Academic now on mission to clear his name
Matthew Hedges says he is now on a mission to clear his name of spying charges.
He told BBC Radio 4's Today programme: "The path we're on now is to accept what's happened, and now to try and find ways and means of clearing my name because our life has been detrimentally affected."
Jailed academic 'does not know' why he was targeted
When asked why the UAE targeted him, Matthew Hedges told the BBC: "That's something that's still not clear, I really don't know, I don't think it's a personal vendetta against myself, maybe there's something else that I don't know about, but I didn't have any secret information, this was made very clear, it's all open source information."
UAE interrogators 'asked me to spy for them'
Matthew Hedges says his interrogators in the UAE offered him the chance to spy for them while he was in prison.
The Durham academic told the BBC: "This is how my panic attacks started, this was on the first week, on the third of fourth day, they propositioned me to steal official documentation from the Foreign Office.
"And so I responded, I had a panic attack, and I said 'listen, even if I wanted to I couldn't, I don't work for the Foreign Office, I don't know how you think this would be possible'.
"And that's how that whole process went downhill quite quickly."
Government 'should be challenged to change'
Daniela Tejada is calling on people to challenge the Government to make sure what happened to her husband doesn't happen to anyone else.

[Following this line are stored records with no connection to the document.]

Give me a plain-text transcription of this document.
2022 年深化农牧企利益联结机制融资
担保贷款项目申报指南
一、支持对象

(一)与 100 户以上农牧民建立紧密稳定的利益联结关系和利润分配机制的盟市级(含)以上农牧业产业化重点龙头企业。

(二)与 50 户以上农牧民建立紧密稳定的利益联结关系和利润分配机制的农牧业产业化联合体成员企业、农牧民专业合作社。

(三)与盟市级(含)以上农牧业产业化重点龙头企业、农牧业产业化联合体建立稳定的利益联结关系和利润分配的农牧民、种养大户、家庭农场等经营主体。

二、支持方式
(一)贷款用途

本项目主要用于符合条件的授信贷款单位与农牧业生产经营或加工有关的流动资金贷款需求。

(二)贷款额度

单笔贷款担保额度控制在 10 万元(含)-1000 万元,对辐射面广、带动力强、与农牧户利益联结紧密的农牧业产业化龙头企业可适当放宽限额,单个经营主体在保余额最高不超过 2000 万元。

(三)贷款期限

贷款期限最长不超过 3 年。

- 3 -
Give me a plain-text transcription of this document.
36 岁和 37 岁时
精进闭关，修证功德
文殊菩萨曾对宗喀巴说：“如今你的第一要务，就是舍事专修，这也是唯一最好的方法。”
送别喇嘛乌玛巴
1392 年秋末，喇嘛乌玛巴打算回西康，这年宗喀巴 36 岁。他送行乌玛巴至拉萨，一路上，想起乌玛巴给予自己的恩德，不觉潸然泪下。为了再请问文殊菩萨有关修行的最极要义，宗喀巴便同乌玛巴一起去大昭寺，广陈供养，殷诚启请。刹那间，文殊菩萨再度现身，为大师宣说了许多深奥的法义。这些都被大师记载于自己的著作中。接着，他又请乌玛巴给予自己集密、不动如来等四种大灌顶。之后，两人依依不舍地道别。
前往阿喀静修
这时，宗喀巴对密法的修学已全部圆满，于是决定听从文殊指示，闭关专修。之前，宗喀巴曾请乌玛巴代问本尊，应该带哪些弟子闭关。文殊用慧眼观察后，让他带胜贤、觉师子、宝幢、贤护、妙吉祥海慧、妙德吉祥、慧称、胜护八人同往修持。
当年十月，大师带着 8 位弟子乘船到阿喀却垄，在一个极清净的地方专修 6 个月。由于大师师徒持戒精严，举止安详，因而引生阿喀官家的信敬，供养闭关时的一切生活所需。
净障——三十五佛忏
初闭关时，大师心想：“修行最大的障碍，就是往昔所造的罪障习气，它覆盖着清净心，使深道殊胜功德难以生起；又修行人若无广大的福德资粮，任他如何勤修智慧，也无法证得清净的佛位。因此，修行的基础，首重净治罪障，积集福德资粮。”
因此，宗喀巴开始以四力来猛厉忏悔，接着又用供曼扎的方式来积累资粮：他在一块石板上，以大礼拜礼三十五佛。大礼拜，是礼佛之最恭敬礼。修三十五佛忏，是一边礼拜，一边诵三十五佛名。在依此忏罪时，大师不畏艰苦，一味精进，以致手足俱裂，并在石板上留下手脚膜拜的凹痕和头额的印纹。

Speaking about the Foreign Office, she said: "It's very hard to assess whether they did
things as quickly and as effectively as they could. I wouldn't attribute any of
what has happened to perhaps individual decisions or mistakes.
"I think it's a wider and institutional issue,
things as simple as the data protection act, the fact they were unwilling or
unable to share information about Matt’s whereabouts or his condition for six
weeks because they didn't have his explicit authorisation.
"They weren't getting
access to him so how could they get his explicit authorisation?"
She said she believes institutions are run by rules and it is very hard to get them to act independently and assess them on a case-by-case basis.
She said: "I think that it's a wider issue that should
be challenged or should be questioned by the wider public
"We really need to ask our Government whether
they are indeed taking the right measures to ensure these sort of situations
don't happen to other people
"People have the responsibility to demand their Government change things," she said.